Unsecured or inadequately secured loads in the transportation industry are more than just a nuisance that causes damaged freight – unsecured loads can kill. That’s why there are state and federal regulations on securing freight.
A recent fatal incident in Washington State is a perfect illustration of this point.
A 47-year-old truck driver was struck by a 1,500-pound bale of recycled cardboard when it fell on him after he opened the doors to his loaded trailer.
The bales were stacked three-high and aligned with the center of the trailer.
When the driver arrived near the loading dock at the delivery location, he opened one door and chained it to the side of the trailer, then went to do the same for the other door.
As he opened the door, a stack of bales became unstable and two bales fell out, killing him from blunt force injuries to his torso.

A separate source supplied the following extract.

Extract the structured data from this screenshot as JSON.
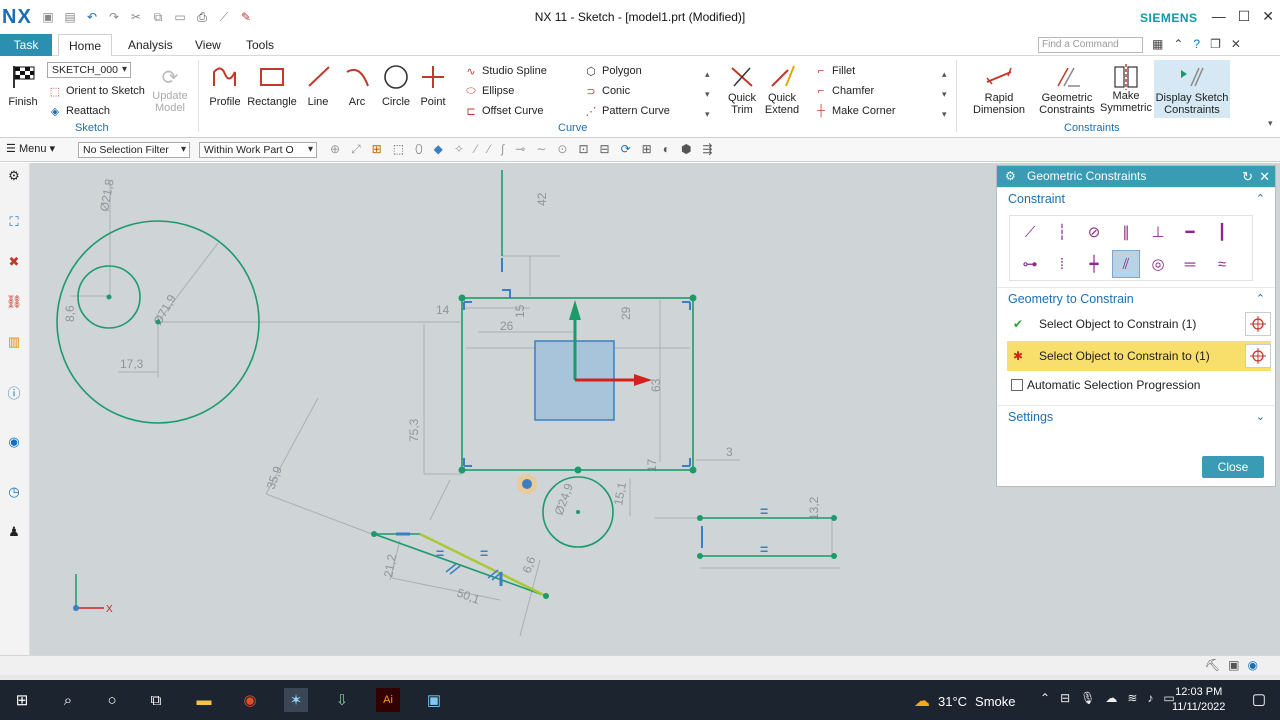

Investigators found the employer provided straps to secure the bales, but they weren’t used.
Washington State’s WAC 296-865-30020(1) says employers must make sure all loads transported on trucks and trailers are properly secured and distributed.
Likewise, according to federal regulation 49 CFR 392.9 (Subpart A) all commercial motor vehicles must comply with the requirements of the “Inspection of cargo, cargo securement devices and systems,” and 49 CFR 393 Subpart I “Protection Against Shifting and Falling Cargo.”